Investors need to step out of cash and money market funds as the interest rate environment begins to turn, says Colin Finlayson, fixed income investment manager at Aegon Asset Management.

 Money market funds have seen assets soar in recent years as investors have sought to benefit from the higher interest rate environment and lower their exposure to risk. In the UK, money market funds attracted a record £4.38bn of capital in 2023, more than in the previous eight years combined, while more than $6 trillion is now held in US money market funds.
 
 While that trade has worked well for many, Finlayson says that it is now time for investors to re-evaluate their allocations to risk assets like bonds.
 
 “Investor allocations to bonds have been low in recent years with many investors preferring to hold cash or money market funds instead,” he says.
 
 “In the period of low/rising bond yields and high deposit rates, this made perfect sense.

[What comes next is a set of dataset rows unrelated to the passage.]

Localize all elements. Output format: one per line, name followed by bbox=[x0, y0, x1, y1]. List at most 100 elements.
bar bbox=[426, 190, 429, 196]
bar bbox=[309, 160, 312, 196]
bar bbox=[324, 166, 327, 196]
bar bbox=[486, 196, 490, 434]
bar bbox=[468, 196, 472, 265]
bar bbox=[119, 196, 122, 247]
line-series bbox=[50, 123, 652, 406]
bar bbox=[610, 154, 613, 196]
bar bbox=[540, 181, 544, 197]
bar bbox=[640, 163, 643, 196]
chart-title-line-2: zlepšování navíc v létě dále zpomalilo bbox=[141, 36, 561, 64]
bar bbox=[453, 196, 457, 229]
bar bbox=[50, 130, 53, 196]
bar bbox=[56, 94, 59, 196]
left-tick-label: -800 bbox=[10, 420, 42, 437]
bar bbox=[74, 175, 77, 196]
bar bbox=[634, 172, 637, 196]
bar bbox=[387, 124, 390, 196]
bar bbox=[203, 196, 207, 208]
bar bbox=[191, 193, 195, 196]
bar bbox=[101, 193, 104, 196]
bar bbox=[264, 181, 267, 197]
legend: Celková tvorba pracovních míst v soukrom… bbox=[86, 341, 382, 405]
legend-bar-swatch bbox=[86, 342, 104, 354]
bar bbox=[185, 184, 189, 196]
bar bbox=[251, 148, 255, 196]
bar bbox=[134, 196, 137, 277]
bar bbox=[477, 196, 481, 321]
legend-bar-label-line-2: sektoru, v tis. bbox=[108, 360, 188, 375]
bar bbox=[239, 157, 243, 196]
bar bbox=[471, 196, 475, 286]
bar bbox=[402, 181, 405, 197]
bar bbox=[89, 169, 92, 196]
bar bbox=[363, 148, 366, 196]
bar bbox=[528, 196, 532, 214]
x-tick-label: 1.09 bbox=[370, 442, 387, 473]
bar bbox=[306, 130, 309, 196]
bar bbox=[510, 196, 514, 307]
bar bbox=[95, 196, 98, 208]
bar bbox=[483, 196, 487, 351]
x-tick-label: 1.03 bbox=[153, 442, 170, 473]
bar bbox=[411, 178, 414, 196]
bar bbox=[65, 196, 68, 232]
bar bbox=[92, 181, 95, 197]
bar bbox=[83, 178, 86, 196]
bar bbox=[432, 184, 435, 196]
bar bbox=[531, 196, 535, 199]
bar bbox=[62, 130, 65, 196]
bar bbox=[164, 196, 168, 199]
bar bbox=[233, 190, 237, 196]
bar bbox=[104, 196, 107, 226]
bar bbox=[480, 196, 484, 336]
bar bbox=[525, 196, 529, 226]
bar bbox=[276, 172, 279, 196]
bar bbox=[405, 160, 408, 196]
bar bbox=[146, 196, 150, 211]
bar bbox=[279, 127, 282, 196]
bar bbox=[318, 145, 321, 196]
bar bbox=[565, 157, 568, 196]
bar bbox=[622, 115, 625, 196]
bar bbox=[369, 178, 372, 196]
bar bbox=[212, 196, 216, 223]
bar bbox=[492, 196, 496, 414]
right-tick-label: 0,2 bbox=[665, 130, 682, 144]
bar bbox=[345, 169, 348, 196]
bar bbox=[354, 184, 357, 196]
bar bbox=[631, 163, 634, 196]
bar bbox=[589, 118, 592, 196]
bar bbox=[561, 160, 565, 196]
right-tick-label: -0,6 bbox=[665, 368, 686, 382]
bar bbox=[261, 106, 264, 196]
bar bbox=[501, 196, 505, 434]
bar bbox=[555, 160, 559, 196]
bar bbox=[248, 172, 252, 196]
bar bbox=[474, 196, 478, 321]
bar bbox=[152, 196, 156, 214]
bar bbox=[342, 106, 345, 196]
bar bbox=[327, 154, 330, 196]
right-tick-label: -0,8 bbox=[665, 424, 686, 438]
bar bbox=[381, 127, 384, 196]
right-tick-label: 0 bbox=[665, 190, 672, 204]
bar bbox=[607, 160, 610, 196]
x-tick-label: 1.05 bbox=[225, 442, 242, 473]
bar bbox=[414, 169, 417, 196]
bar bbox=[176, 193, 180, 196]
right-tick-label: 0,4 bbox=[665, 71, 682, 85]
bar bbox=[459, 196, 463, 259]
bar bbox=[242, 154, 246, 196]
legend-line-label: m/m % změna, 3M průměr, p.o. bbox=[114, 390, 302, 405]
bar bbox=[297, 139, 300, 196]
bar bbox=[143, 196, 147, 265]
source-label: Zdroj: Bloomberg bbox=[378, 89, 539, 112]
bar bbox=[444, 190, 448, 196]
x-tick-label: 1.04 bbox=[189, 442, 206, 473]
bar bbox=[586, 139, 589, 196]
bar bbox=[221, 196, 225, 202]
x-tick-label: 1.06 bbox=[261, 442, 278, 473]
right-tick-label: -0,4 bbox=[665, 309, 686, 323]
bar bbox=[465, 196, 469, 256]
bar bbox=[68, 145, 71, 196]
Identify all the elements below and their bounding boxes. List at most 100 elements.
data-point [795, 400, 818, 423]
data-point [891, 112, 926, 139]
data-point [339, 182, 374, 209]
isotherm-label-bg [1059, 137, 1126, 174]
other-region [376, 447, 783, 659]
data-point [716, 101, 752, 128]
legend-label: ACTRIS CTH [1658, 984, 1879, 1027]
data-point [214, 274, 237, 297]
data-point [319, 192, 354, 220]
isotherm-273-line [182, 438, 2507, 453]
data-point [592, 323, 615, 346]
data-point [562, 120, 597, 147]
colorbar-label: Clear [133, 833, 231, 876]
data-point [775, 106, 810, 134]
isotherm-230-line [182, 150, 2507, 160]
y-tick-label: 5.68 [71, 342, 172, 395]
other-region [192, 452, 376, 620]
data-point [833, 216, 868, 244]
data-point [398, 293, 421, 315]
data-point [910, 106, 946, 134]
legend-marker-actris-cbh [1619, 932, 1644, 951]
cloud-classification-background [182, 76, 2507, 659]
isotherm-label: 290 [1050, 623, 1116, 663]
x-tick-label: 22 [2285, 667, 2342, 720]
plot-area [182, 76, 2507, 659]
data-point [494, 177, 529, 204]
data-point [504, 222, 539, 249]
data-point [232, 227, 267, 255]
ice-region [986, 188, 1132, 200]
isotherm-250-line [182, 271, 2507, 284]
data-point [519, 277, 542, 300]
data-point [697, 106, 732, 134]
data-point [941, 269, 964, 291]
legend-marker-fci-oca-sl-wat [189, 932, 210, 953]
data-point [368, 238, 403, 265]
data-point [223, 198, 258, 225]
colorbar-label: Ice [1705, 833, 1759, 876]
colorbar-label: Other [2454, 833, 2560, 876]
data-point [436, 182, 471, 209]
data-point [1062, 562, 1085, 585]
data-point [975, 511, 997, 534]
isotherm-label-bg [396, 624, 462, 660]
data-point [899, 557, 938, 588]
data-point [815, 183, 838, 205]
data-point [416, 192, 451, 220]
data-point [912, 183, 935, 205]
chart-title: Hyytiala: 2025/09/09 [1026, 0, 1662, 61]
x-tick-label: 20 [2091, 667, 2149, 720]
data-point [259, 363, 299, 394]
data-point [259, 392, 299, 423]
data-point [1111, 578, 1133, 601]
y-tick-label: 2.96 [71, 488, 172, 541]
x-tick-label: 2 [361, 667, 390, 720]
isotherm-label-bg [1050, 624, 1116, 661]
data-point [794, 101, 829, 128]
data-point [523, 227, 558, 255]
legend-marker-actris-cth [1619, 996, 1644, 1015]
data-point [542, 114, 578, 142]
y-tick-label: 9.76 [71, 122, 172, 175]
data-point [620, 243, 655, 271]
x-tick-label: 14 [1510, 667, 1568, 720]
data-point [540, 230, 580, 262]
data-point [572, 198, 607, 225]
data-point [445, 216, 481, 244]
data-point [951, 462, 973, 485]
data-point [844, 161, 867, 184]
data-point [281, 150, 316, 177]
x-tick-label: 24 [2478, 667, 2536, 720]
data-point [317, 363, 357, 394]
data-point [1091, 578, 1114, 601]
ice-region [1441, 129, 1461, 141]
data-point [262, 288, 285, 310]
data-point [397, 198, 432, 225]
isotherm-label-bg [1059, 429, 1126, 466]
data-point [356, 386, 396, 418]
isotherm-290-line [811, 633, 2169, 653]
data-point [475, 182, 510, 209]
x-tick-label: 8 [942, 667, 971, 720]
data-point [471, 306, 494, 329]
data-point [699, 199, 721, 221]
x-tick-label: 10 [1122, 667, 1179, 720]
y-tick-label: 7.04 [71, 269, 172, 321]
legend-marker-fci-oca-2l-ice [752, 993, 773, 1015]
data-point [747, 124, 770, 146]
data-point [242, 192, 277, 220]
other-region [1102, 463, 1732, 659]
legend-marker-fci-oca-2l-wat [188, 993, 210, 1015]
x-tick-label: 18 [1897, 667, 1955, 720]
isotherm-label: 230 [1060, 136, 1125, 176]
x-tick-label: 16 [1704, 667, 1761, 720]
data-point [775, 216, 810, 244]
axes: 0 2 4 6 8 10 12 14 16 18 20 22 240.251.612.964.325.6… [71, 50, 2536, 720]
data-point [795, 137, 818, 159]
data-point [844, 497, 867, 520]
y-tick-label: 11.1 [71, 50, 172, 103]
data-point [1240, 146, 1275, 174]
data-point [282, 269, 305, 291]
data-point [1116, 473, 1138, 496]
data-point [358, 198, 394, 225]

Now, as we enter the next phase of the interest rate cycle, this is no longer the case.”
 
 Finlayson believes there is an element of urgency in this now for investors as the bond market alternatives are set to turn with the onset of a falling rate environment.
 
 With bond yields at attractive levels, Finlayson says there is a once in a cycle opportunity now to enter the market. "Interest rates have peaked. Central banks are now set to cut interest rates and deposit rates, in turn, are set to decline. At the same time, bond yields are at attractive levels again offering the opportunity for both income and capital appreciation.
 
 “For investors over-allocated to cash and underweight fixed income, now is the time to rethink this. The question is how best to allocate back into the bond market with uncertainty and market volatility still present in financial markets.”
 
 For investors unsure of the best route to entry, Finlayson says strategic bond funds offer the best approach, through a combination of flexibility and active management.
 
 “By having the ability to invest across the fixed income universe and having active management of interest rate risk, this type of strategy can help capture the upside potential available but do so while better balancing risks that the bond market brings.
 
 “Crucially, it provides an efficient way to access a range of fixed income market opportunities in a fund that can be held through the cycle.”
 
 Selecting opportunities from across bond markets offers attractive return potential by focusing on the more liquid parts of the bond market, Finlayson argues. But it also offers the ability to actively manage duration risk.
 
 “This will be crucial looking forward as interest rates decline and investors seek more duration sensitive solutions,” he says.
 
 “Strategic funds’ ability to alter asset allocation and duration risk means they can adjust and adapt to changes in the economic and market backdrop. This approach is essential in the coming period.”